Simultaneous Analysis of

Expression Levels of Many Genes in Post-Mortem Brain Tissue from Individuals with Schizophrenia

and Bipolar Disease

K. Faridi*, K. Hyder, A.

Chenchik, N.L. Johnston, R.H.Yolken, and the Stanley

Neuropathology Consortium. The Stanley Division of Developmental


Johns Hopkins University School of Medicine, 600 N. Wolfe

St./Blalock 1111

Baltimore, MD 21287-4933, USA

The analysis of expression levels of genes

in the post-mortem brains of individuals with schizophrenia and

bipolar disease is a potentially important method in

understanding the molecular basis of these diseases. The

simultaneous analysis of levels of a large number of genes is

particularly valuable, allowing the evaluation of functionally

related gene groups.

We used the Clontech Atlas Human I cDNA

Expression Array to simultaneously analyze levels of 588 genes.

Total RNA was extracted from cerebellar brain tissue. This RNA

was used to generate 32P-labelled cDNA probes, which

were hybridized to the membrane array. Autoradiograph images of

each array were then analyzed using ImageQuaNT software

(Molecular Dynamics) generating a value for each gene. A total of

22 samples were analyzed, including four brains from

schizophrenics, six from bipolar individuals, five from

clinically depressed individuals, and seven normal controls.
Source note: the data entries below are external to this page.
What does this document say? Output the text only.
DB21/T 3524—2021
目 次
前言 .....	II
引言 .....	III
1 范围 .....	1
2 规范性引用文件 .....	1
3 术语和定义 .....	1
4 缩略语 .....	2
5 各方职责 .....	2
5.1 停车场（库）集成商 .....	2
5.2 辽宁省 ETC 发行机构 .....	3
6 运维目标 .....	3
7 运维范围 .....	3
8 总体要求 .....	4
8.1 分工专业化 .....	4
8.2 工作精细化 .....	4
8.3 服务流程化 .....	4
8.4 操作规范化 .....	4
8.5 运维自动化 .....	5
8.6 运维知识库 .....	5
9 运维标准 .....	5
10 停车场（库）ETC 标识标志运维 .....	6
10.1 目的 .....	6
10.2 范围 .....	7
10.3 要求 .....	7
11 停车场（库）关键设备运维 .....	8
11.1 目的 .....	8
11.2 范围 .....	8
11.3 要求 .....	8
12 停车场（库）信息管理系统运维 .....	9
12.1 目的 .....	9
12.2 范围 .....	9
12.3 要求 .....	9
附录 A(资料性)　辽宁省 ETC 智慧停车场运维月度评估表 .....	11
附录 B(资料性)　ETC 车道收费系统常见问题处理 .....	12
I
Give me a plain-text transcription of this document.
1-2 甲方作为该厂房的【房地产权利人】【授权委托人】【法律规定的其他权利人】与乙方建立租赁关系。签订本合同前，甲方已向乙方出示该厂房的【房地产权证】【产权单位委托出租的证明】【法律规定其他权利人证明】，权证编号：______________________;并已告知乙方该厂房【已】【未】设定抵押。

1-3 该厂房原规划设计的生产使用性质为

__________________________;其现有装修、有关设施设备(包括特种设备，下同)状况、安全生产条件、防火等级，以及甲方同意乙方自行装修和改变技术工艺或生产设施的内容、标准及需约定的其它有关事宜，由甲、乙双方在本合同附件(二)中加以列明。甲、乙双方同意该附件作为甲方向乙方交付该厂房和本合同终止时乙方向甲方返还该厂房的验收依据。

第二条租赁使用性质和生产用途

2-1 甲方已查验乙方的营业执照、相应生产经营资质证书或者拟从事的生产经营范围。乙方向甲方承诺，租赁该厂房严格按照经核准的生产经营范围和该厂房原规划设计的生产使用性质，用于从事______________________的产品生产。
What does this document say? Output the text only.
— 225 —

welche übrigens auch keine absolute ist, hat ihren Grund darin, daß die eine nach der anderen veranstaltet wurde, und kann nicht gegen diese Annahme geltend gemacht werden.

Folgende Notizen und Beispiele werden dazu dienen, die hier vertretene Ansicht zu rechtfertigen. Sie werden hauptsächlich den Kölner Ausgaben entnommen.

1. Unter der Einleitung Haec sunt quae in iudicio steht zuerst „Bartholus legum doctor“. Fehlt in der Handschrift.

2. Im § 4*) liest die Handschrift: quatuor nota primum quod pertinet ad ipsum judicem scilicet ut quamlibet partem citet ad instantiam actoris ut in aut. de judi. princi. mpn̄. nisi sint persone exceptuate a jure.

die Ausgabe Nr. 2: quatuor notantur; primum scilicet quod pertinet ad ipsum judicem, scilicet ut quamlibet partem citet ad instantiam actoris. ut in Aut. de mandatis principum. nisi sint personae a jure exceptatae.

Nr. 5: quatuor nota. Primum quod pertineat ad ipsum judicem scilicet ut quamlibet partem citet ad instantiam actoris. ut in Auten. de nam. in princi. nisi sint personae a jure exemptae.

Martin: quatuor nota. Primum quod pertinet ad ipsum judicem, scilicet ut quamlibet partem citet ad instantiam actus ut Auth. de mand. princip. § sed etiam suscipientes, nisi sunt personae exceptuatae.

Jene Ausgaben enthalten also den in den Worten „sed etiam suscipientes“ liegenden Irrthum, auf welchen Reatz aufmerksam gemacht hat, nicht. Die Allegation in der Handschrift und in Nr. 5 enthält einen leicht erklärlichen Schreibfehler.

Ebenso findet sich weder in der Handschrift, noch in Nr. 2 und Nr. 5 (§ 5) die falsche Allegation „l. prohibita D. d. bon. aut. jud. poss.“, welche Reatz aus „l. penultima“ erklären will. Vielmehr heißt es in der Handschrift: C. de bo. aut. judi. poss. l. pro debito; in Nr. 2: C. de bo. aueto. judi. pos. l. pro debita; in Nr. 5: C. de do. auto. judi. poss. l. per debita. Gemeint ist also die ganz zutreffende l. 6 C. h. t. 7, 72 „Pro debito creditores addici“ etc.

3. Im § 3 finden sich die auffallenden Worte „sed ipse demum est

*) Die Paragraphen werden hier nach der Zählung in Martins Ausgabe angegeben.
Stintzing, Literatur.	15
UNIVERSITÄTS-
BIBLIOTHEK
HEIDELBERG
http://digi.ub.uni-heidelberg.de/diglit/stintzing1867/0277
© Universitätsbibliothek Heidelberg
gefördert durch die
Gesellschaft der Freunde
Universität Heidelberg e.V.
ANOVA analysis was performed to compare the levels of each gene

between the four disease groups. Several genes were found to be

significantly differentially expressed in patients and controls.

In addition, for each disease, total RNA from four samples was

pooled, and this mixture was hybridized to the array. The largest

differences were seen in levels of glutathione S-transferase

microsomal (raised in schizophrenic and bipolar) and glutathione

S-transferase theta-1 (depressed in schizophrenic).